Due ipotesi molto diverse tra loro. Nel primo caso potrebbe essere Andrea Orlando chiamato a guidare il partito fino al 2023, si ragiona tra i parlamentari, anche se l’attuale vicesegretari già o guida un ministero di peso nel governo Draghi. Nel secondo si fa strada il nome di Roberta Pinotti, senatrice ed esponente di Areadem. E questo secondo scenario è ovviamente quello gradito a tutte quelle componenti che in queste settimane hanno sostenuto la necessità di un congresso anticipato, non appena la situazione sanitaria lo consentirà: Base Riformista e l’area di Matteo Orfini.
Sul primo scenario, invece, tutto dipende dalla volontà della maggioranza zingarettian-franceschiniana che governa l’assemblea nazionale.

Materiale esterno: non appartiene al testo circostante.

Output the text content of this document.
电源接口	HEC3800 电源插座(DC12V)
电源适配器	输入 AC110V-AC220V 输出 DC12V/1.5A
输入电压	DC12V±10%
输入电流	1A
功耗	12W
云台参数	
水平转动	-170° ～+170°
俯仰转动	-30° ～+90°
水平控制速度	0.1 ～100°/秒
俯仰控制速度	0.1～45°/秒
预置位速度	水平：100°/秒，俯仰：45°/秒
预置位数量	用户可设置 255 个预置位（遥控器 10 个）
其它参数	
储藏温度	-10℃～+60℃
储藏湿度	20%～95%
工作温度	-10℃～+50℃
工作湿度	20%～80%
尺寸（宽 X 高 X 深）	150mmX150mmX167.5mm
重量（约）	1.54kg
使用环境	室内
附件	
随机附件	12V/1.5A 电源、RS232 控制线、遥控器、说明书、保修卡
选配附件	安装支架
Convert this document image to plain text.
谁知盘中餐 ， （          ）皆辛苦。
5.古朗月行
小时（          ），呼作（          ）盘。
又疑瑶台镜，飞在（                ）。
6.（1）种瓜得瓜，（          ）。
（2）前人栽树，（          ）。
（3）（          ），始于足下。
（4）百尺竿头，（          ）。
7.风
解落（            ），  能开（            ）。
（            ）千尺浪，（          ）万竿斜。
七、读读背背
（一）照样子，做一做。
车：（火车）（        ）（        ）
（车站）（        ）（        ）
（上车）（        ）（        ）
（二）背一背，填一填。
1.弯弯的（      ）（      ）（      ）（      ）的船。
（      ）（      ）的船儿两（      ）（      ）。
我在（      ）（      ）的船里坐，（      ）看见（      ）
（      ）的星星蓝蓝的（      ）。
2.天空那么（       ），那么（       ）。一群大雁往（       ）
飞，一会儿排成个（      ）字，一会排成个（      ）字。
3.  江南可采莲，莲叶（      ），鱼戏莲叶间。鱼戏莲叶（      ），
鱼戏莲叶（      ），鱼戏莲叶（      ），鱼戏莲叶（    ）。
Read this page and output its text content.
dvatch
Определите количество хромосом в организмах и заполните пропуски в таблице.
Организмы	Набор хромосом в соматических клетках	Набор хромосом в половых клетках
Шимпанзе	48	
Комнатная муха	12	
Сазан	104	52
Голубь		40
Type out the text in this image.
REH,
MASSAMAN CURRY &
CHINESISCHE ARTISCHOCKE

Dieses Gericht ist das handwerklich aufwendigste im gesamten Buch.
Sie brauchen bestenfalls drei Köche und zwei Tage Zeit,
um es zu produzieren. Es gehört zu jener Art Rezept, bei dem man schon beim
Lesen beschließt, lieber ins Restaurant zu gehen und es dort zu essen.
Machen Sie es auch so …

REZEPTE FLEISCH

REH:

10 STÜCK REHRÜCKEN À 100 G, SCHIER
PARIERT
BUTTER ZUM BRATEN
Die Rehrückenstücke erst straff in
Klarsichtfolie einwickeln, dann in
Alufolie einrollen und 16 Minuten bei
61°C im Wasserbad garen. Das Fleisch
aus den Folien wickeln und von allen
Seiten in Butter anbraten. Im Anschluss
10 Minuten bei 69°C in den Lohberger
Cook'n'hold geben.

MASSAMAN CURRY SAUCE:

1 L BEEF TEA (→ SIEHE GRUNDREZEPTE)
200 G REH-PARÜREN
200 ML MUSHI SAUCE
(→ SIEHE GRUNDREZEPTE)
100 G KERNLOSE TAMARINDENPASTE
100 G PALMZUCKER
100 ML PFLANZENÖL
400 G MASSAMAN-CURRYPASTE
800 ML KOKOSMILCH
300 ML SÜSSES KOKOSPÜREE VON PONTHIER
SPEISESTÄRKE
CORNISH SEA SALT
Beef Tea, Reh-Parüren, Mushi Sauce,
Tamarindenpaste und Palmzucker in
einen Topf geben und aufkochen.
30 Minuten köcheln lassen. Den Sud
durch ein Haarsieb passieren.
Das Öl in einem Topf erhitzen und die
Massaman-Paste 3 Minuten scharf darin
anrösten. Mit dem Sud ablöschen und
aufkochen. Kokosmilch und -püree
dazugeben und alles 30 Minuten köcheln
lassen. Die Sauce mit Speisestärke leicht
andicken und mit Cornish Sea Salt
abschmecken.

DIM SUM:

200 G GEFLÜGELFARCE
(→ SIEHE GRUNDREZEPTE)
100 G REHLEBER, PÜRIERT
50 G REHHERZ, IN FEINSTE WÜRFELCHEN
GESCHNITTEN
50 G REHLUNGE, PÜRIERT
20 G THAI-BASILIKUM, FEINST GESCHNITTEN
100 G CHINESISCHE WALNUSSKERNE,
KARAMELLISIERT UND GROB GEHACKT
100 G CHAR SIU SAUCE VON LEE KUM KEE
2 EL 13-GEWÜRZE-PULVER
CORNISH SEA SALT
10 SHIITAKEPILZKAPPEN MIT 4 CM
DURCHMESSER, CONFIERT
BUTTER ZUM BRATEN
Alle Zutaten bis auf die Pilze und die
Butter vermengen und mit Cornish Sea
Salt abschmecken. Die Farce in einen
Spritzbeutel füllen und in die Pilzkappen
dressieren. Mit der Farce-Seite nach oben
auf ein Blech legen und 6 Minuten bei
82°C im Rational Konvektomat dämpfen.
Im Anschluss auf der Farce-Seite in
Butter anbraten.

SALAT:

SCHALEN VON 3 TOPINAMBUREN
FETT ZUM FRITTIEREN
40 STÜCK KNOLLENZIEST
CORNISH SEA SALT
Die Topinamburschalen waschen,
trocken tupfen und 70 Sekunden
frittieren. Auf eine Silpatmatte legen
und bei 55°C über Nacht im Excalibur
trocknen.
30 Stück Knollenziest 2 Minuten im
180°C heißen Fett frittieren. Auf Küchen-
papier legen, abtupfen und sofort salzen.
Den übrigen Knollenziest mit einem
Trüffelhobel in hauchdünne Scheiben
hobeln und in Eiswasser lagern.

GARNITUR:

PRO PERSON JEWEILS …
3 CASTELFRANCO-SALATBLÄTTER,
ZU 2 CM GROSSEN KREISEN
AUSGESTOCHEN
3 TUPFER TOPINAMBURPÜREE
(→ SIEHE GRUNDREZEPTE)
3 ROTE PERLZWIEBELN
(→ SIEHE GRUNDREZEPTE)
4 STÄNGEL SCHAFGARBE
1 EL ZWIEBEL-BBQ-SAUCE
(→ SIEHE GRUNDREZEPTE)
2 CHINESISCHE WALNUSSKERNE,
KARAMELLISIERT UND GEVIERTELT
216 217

Volendo i numeri per eleggere un nuovo segretario ci sono. Insieme sfiorano il 70% dell’assemblea. Ma sarebbe comunque una soluzione altamente divisiva, in un partito in cui -in modo costante e rumoroso- da settimane ci sono aree che chiedono un congresso anticipato. Inoltre, si fa notare, Areadem di Dario Franceschini potrebbe comunque ‘beneficiare’ della soluzione reggente-congresso in quanto potrebbe essere proprio un’esponente della componente a guidare il partito al congresso. Appunto, la senatrice Pinotti.